E aliada ao aumento da concorrência, chegou a crise. Sendo a Dalmática uma empresa voltada para a conservação e restauro de património sacro, tem como principal cliente paróquias que são sustentadas por fiéis e os donativos sofreram um corte substancial nos anos da troika.

A Dalmática vê o ano de 2019 como um ponto de viragem. Acredita que o trabalho que realizaram na Catedral do Panamá lhes traz um “selo de qualidade e garantia dos serviços”, o que esperam que atraia novos clientes.

A luta pela reabilitação da Catedral durou anos

“Não podemos dizer que a oportunidade surgiu. Nós corremos por ela”, conta Marlene Maia sobre o trabalho que realizaram na Catedral.

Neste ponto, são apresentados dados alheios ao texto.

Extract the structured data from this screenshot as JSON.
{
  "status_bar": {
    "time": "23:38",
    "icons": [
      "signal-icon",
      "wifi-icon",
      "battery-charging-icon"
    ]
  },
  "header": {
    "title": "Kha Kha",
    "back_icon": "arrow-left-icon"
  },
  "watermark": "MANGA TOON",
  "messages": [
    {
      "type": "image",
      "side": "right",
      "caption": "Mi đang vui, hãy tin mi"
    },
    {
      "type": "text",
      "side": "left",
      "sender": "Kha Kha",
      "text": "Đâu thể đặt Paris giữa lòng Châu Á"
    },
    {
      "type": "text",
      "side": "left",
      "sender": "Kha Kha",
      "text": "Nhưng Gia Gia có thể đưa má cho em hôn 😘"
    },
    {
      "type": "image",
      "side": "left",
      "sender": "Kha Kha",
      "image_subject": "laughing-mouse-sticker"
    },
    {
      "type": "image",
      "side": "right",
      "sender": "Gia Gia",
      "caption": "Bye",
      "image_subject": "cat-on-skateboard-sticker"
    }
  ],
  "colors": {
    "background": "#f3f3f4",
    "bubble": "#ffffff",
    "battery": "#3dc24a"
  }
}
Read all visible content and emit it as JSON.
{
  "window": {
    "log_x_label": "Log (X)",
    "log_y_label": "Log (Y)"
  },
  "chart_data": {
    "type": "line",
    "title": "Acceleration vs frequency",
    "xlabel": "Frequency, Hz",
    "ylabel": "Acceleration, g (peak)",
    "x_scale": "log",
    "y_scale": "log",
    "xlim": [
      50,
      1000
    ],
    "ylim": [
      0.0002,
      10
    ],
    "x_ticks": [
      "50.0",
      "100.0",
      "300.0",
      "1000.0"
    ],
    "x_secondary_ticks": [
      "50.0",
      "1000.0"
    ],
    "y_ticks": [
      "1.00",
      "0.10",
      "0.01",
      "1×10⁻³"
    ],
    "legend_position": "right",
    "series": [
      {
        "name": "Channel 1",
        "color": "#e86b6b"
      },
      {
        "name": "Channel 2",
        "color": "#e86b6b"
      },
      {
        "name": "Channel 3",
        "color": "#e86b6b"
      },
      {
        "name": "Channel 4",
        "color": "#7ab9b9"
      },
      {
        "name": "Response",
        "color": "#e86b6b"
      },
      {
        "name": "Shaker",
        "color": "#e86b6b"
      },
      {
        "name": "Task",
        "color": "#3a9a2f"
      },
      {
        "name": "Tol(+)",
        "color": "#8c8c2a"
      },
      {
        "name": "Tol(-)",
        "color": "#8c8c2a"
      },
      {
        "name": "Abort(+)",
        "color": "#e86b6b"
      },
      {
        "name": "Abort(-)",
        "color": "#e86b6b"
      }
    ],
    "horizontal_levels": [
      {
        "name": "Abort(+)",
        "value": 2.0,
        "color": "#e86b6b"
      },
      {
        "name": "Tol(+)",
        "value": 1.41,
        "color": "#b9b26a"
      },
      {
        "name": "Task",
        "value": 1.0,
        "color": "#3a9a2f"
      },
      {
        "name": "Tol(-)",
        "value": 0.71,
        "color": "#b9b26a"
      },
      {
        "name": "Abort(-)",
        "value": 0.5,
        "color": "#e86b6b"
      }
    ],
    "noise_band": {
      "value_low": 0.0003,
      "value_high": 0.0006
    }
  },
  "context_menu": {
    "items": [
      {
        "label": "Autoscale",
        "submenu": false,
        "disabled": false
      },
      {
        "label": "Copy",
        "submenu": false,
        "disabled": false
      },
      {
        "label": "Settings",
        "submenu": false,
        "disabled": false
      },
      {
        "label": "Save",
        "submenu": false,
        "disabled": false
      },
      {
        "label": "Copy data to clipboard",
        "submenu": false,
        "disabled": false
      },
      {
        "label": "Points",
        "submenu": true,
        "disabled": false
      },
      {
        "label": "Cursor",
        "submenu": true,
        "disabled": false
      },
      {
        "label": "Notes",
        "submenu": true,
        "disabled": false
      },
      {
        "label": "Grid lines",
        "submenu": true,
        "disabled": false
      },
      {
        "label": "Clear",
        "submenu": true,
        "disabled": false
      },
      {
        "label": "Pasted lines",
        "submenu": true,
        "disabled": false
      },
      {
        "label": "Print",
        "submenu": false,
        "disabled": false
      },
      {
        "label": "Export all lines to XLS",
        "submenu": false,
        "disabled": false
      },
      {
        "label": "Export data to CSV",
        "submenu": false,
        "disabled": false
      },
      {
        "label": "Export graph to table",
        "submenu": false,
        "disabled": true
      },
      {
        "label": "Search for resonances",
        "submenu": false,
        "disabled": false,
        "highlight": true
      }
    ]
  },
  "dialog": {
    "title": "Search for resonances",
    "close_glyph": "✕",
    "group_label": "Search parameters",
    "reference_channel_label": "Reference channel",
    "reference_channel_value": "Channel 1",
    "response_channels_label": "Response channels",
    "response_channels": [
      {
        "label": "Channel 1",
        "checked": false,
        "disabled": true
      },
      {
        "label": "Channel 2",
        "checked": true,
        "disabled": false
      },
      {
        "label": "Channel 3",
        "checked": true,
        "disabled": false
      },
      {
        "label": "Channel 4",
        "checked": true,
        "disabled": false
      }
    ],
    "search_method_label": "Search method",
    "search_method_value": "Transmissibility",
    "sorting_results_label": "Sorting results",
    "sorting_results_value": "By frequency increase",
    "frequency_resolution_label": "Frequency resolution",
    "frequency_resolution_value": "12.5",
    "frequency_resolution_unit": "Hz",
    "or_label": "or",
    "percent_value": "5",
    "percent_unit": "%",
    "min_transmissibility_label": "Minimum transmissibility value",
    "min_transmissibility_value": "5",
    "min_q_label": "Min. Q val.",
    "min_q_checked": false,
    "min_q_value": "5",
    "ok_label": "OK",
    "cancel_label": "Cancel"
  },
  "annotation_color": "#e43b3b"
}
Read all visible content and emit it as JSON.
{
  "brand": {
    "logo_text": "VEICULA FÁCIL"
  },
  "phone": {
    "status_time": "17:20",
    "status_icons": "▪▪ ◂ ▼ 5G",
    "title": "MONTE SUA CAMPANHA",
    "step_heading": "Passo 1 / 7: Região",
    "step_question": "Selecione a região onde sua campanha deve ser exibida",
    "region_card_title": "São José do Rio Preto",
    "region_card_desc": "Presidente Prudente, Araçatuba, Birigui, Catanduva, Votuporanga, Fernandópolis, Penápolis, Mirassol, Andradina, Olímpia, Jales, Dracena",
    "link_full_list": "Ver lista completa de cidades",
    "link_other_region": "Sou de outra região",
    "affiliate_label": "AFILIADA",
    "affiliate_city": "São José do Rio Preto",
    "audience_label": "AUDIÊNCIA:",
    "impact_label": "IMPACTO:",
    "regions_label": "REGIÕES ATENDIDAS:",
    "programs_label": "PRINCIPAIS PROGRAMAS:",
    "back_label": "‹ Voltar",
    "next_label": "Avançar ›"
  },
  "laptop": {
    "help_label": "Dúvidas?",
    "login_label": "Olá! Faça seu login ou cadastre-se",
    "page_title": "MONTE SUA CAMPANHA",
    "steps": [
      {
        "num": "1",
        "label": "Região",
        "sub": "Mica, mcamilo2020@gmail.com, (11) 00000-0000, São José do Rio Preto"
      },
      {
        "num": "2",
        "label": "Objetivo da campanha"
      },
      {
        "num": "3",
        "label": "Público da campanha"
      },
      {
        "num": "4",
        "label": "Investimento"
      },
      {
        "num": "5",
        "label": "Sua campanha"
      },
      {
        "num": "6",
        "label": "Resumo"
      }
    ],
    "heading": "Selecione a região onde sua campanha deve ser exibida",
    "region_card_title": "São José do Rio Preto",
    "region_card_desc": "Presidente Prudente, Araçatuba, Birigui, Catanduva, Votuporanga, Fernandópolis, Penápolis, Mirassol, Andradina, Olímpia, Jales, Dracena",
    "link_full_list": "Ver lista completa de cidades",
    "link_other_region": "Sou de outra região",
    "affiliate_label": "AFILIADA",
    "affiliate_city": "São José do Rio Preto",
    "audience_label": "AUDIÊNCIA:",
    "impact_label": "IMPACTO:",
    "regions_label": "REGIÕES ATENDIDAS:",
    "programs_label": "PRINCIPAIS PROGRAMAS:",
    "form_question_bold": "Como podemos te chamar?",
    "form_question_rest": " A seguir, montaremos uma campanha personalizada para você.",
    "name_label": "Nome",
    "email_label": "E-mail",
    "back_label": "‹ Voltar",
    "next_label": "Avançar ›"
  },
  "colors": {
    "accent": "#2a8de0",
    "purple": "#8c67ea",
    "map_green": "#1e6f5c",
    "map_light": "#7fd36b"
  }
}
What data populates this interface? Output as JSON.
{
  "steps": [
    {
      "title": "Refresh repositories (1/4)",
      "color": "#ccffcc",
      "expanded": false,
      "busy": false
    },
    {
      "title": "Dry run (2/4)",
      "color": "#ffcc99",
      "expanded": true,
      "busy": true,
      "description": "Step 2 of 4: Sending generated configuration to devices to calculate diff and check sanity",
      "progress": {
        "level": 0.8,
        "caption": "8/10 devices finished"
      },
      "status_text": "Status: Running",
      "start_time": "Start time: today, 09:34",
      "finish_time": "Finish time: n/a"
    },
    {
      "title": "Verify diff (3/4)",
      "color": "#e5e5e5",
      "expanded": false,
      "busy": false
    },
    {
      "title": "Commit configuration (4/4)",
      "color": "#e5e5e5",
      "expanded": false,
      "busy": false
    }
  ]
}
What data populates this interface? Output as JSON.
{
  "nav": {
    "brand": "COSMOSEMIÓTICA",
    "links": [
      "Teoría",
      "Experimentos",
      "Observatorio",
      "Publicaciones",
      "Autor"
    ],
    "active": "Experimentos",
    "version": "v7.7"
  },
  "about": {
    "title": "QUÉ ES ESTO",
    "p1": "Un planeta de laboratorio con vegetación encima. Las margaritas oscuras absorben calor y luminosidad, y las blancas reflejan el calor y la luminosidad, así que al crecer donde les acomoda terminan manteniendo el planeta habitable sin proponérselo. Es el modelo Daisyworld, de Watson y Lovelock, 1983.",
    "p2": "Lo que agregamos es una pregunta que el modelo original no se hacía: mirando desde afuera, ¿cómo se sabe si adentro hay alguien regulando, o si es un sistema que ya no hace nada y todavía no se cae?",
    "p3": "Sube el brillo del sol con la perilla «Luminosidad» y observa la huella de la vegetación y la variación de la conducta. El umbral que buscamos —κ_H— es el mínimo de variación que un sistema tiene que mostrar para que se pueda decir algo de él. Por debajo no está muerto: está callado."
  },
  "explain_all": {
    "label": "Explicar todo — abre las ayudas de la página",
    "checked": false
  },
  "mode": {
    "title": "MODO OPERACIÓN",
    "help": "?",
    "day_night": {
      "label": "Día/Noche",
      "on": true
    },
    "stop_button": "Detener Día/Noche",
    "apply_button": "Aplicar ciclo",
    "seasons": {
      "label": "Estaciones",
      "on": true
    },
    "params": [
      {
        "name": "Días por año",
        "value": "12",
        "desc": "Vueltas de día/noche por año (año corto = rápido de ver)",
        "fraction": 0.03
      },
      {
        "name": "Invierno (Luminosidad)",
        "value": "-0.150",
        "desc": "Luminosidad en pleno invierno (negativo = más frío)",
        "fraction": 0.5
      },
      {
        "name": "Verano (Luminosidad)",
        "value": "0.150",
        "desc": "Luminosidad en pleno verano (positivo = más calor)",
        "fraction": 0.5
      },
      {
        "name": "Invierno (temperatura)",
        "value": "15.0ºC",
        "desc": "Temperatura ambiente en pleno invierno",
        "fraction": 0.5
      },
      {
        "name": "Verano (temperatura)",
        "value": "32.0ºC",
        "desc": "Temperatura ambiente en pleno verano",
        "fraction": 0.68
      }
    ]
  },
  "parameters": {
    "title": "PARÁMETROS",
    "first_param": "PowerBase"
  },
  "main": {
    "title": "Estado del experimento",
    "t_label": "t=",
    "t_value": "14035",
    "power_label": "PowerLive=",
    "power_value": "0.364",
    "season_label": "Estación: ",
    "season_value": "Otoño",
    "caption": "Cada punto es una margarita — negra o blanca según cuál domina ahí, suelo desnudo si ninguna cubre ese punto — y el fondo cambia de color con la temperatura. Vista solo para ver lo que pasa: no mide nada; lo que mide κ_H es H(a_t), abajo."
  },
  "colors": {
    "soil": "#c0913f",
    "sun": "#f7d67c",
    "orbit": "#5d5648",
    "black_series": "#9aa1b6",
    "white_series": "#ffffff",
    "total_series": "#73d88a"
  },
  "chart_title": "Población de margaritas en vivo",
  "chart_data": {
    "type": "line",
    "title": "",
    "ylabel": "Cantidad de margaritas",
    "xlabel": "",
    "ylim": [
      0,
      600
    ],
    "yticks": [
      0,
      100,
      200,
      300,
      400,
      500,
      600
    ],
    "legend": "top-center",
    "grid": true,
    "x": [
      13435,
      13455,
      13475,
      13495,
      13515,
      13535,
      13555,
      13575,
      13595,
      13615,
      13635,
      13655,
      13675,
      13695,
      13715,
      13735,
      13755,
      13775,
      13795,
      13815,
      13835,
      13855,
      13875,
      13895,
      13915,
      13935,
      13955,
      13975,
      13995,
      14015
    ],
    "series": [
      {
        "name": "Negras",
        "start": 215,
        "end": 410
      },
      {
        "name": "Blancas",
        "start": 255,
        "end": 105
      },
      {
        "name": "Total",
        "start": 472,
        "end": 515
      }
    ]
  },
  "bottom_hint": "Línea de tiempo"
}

Tudo começou em 2011 quando Rui Barbosa se deslocou pela primeira vez ao Panamá, de forma a procurar edifícios que precisassem de intervenção. Quando voltou a Portugal, trazia a ideia de intervir sobre o retábulo mor da Catedral do Panamá e toda a equipa ficou contaminada pelo projeto.

Naquela altura, mesmo estando a Catedral em más condições, não se falava na possibilidade de reabilitação. Durante os anos que se seguiram, a Dalmática continuou a visitar o país, reunindo-se com autoridades civis e eclesiásticas, para os tentar convencer da necessidade de uma intervenção. Só em 2015 se tomou a decisão de intervir sobre o património no Casco Antigo do Panamá, sendo a Catedral uma peça fundamental do mesmo.

Depois de negociações e concursos internacionais, o trabalho de conservação e restauro do retábulo foi entregue à Dalmática. Devido às suas repetitivas visitas ao país e aos testes de levantamento de repintes que a equipa realizou durante aqueles anos, a equipa acumulou um grande conhecimento da peça.

Em dezembro de 2017, assinaram o contrato com o consórcio de empresas que ficou encarregue da obra. Em janeiro do ano passado, dez elementos da Dalmática viajaram para a Cidade do Panamá para começarem o processo que se estenderia por cinco meses.

O tempo necessário e a equipa destacada acabaram por dobrar, pois, para além do restauro do retábulo-mor, para o qual foram contratados, acabaram por restaurar mais um retábulo lateral, um monumento funerário, duas pinturas sobre tela e ainda duas pias batismais.

Imagem antes e depois do restauro Foto: Dalmática

Foi durante o longo trabalho de restauração, que se depararam com uma surpresa. Ao iluminar a parte traseira do retábulo, durante processos de tratamento da madeira, deparam-se com aquilo que se revelou ser um ponto importante do trabalho.

Numa zona coberta de raízes, lixo, teias de aranha, humidades e fungos, descobriram resquícios de uma pintura mural na parede fundeira. “Olhando ao estado de degradação de toda aquela parte, ou se salvava no momento, ou se perdia para sempre”, explica Marlene Maia. Acabariam por juntar à lista de serviços mais esse trabalho.

A mão do Papa

A equipa da Dalmática divida entre Portugal e o Panamá – 17 membros em campo e três na sede da empresa -, não sabia, quando assinou o contrato, que os trabalhos seriam inaugurados pelo Papa. Foi apenas entre março e abril do ano passado que essa informação lhes foi passada.

O empreendimento ganhou uma renovada importância: “Para nós, foi muito especial. Não só sabermos que estávamos envolvidos numa obra tão importante, uma vez que a catedral é património mundial da UNESCO, como também por ser uma obra que nós desejávamos há muito”, comenta a responsável pela comunicação da empresa. “Saber que iria ser o Papa Francisco a inaugurar o nosso trabalho elevou-nos ainda mais os ânimos. Ficamos muito felizes, mesmo”, rematou.

A internacionalização continuará a ser palavra de ordem para a empresa de Lustosa. Por toda a América Latina, em países como a Colômbia, Cuba, Equador e Peru, a Dalmática apresentou propostas de trabalho que estão de momento em análise.